Pakistani company names often fall on two extreme ends of the spectrum. Either they are completely over the top, usually some odd latin word in an attempt to sound fancy, or simply named after the founder, in the ultimate narcissistic (but good for visibility) move.
Haji Mohammad Ismail Mills is in the latter camp. Certainly, it is the only publicly listed company that comes to mind that features the honorific Haji, as far as Profit can tell, but this extra dash of piousness has not led to brand visibility. In fact, one can confidently assess by the lack of analyst recognition, that no one has any idea that this company existed.
But exist it does, and it has been listed on the Pakistan Stock Exchange (PSX) for quite some time now. It was incorporated as a private limited company in February 1980 and subsequently converted into a public limited company in October 1987.

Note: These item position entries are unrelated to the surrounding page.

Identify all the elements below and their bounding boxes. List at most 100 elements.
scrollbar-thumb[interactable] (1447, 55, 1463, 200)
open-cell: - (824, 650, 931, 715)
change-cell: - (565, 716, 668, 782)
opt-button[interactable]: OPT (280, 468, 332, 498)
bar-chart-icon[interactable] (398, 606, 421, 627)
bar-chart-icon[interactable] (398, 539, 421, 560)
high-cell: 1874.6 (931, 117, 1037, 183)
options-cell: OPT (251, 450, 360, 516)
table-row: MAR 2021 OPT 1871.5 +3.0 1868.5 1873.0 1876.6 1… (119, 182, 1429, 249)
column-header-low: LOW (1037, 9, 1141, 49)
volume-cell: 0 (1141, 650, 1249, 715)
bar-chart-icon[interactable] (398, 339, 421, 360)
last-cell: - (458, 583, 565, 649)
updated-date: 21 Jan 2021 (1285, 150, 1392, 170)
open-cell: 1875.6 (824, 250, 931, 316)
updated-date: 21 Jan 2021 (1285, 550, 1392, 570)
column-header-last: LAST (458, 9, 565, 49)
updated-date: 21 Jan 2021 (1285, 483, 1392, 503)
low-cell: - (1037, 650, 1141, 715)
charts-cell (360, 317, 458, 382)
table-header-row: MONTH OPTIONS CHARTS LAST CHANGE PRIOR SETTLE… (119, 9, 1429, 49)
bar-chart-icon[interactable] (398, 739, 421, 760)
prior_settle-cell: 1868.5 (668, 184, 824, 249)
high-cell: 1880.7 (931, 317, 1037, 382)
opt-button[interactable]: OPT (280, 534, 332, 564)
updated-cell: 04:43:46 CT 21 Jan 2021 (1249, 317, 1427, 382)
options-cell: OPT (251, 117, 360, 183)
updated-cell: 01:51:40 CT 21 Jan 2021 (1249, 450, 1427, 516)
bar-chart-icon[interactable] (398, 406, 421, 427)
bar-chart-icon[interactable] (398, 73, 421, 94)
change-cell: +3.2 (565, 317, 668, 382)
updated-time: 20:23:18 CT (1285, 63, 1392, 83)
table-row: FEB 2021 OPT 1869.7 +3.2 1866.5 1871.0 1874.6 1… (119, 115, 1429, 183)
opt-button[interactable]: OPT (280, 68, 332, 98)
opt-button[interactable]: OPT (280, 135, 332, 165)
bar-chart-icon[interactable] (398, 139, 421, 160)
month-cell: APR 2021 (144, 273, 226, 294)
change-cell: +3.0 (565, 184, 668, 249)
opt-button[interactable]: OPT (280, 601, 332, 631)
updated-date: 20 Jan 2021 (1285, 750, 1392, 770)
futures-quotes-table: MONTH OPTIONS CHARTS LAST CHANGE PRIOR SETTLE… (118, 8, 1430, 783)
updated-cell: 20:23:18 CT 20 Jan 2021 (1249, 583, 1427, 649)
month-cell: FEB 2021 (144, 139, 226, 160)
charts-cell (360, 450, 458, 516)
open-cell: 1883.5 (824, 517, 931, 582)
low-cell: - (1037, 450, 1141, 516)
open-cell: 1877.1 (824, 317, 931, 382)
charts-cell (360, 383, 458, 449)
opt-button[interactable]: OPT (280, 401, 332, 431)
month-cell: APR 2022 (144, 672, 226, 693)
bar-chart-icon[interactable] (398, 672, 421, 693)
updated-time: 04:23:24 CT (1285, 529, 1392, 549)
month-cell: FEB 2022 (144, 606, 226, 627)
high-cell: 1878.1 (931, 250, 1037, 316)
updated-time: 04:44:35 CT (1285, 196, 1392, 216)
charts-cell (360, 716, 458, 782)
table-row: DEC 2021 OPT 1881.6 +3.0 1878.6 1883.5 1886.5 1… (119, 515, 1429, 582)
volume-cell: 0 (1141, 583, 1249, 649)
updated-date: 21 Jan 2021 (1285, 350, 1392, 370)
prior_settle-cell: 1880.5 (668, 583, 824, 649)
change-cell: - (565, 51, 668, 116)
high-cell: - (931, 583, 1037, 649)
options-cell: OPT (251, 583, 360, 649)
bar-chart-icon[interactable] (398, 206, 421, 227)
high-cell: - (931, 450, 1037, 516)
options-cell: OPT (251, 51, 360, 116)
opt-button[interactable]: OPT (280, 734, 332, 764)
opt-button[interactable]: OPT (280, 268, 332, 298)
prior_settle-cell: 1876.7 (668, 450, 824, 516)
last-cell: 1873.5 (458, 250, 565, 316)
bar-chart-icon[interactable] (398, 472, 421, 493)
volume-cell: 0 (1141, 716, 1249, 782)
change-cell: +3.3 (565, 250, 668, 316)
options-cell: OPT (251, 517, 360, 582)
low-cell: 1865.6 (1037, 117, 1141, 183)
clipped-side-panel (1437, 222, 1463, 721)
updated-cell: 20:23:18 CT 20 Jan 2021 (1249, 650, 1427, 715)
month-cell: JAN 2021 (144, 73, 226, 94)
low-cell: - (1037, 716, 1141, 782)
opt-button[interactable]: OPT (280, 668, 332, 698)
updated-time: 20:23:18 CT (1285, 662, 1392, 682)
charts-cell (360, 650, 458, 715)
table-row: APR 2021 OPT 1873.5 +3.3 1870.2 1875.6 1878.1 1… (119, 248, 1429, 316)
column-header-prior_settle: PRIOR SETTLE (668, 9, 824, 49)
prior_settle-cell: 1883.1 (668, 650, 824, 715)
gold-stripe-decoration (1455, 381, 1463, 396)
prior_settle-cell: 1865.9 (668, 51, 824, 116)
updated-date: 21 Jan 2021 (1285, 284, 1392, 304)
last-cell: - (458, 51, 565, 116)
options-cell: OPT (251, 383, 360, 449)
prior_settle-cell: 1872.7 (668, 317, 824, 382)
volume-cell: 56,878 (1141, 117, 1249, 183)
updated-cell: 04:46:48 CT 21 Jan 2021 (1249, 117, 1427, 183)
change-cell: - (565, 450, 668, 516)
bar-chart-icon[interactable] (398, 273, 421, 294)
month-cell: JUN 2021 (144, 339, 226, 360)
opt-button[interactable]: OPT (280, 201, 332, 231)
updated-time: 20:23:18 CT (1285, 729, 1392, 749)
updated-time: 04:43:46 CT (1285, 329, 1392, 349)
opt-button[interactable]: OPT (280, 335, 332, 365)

Originally, the principal business of the company was the manufacture and sale of yarn, and power generation. But this did not go as planned. The company’s multiple annual reports paint a deteriorating picture: as one noted, the textile industry in the 2000s suffered from inconsistent monetary policies, poor economic conditions and a poor law and order citation.
This led to the company suspending its yarn manufacturing unit in 2007. This still did not solve the problem: between 2007 and 2012, the company made a loss every single year except in 2010. So Ismail Mills decided to sell its by now extremely ‘old and obsolete’ machinery in 2012, and pay off liabilities.
Unfortunately, the 2010s were not kind to the company either. The 2016 annual report lists a litany of problems: inflation, load shedding, cost of production, and lack of technology. So the company’s management decided to switch into another field altogether: distributing fast moving consumer goods.
“The company has taken on a mission to set up fast moving consumer goods channel for public awareness, improve its profitability and meet its commitments with customers, creditors, employees and give a fair return to its shareholders while complying with the best practices of Corporate Governance,” the company website reads (it is the only nugget of information on the website, incidentally).
According to annual reports, the company signed an agreement with a meat and food chain company to distribute its products, and was in talks to sell frozen foods. It also called up a construction company for the supply of cement for its projects.
But the Securities and Exchange Commission, Pakistan (SECP) thought very differently. Not impressed with the management’s delay in actually implementing its ambitious new FMCG plan, it ordered the company’s winding up in April 2017. The company appealed, and the matter is still pending in the High Court of Sindh, in 2020. In the meantime, the company continued to make losses between 2018 and 2020, with the most recent loss at Rs22 million. The company now sits on the PSX’s defaulter’s list.
All in all, a not very impressive showing, though it has yet to deter the company. According to a notice issued to the PSX on November 19, the company is in talks with Maymar Holdings to explore the feasibility of a potential merger.
Unlike Haji Mohammad Ismail Mills, Maymar Holdings has no problem with brand visibility. That is because the Maymar in the name comes from Gulshan-e-Maymar, a neighbourhood north of Bufferzone and New Karachi Town in the city of Karachi, created in the 1980s. No one in Karachi calls it by the full name: it is referred to as Maymar, as ‘Gulshan’ refers to what is now formally known as Gulshan-e-Iqbal (a neighbourhood somewhat more to the south).
The company’s origins were in 1966, when founders Hafiz Sadiq Hussain and Syed Mazhar Ali decided to set up Maymar Consulting Engineers and Architects. Just seven years later, the firm decided to move into the construction and housing services space, hence the creation of Maymar Housing Services (Pvt.) Limited.
Between 1973 and 1980, Maymar built 1150 apartments and more than 100 bungalows. It also built a low-cost project of 225 apartments for the Capital Development Authority in Islamabad.
But its capstone project was Gulshan-e-Maymar, started in 1980. It was initially meant to be a 139-acre model community just outside (then) Karachi, but it quickly expanded to over 1,000 acres, introducing amenities which were not not available in the city at the time. Construction continued, with the company developing another roughly 1,300 apartments, more than 300 bungalows, and around 2,950 units of low-income housing in Maymarabad.
Maymar’s approach to construction is simple: if we built it, we will slap our name on it. This is why you get the Maymar Heights, Square, View, Plaza, Court, Garden, Terrace, Arcade, Complex, Avenue, Lake View, and Bungalows. One feels that the Maymar marketing team opened a thesaurus and simply copy pasted whatever was listed next to ‘house’.
We say this in jest, because the approach has clearly worked. The publicly listed Ismail Mills is struggling, and as many textile mills before them, is deciding to give up being a textile mill at all. It can’t hurt to merge with a company that clearly knows its core business. The recent government construction package incentivising real estate projects also can not hurt.
In effect, the transaction is a direct public listing of Maymar Holdings without having to go through the full initial public offering (IPO) underwriting process, which can be both time consuming and expensive. Maymar Holdings clearly wants the prestige of being publicly listed and the option of issuing new shares, without the expense of an IPO.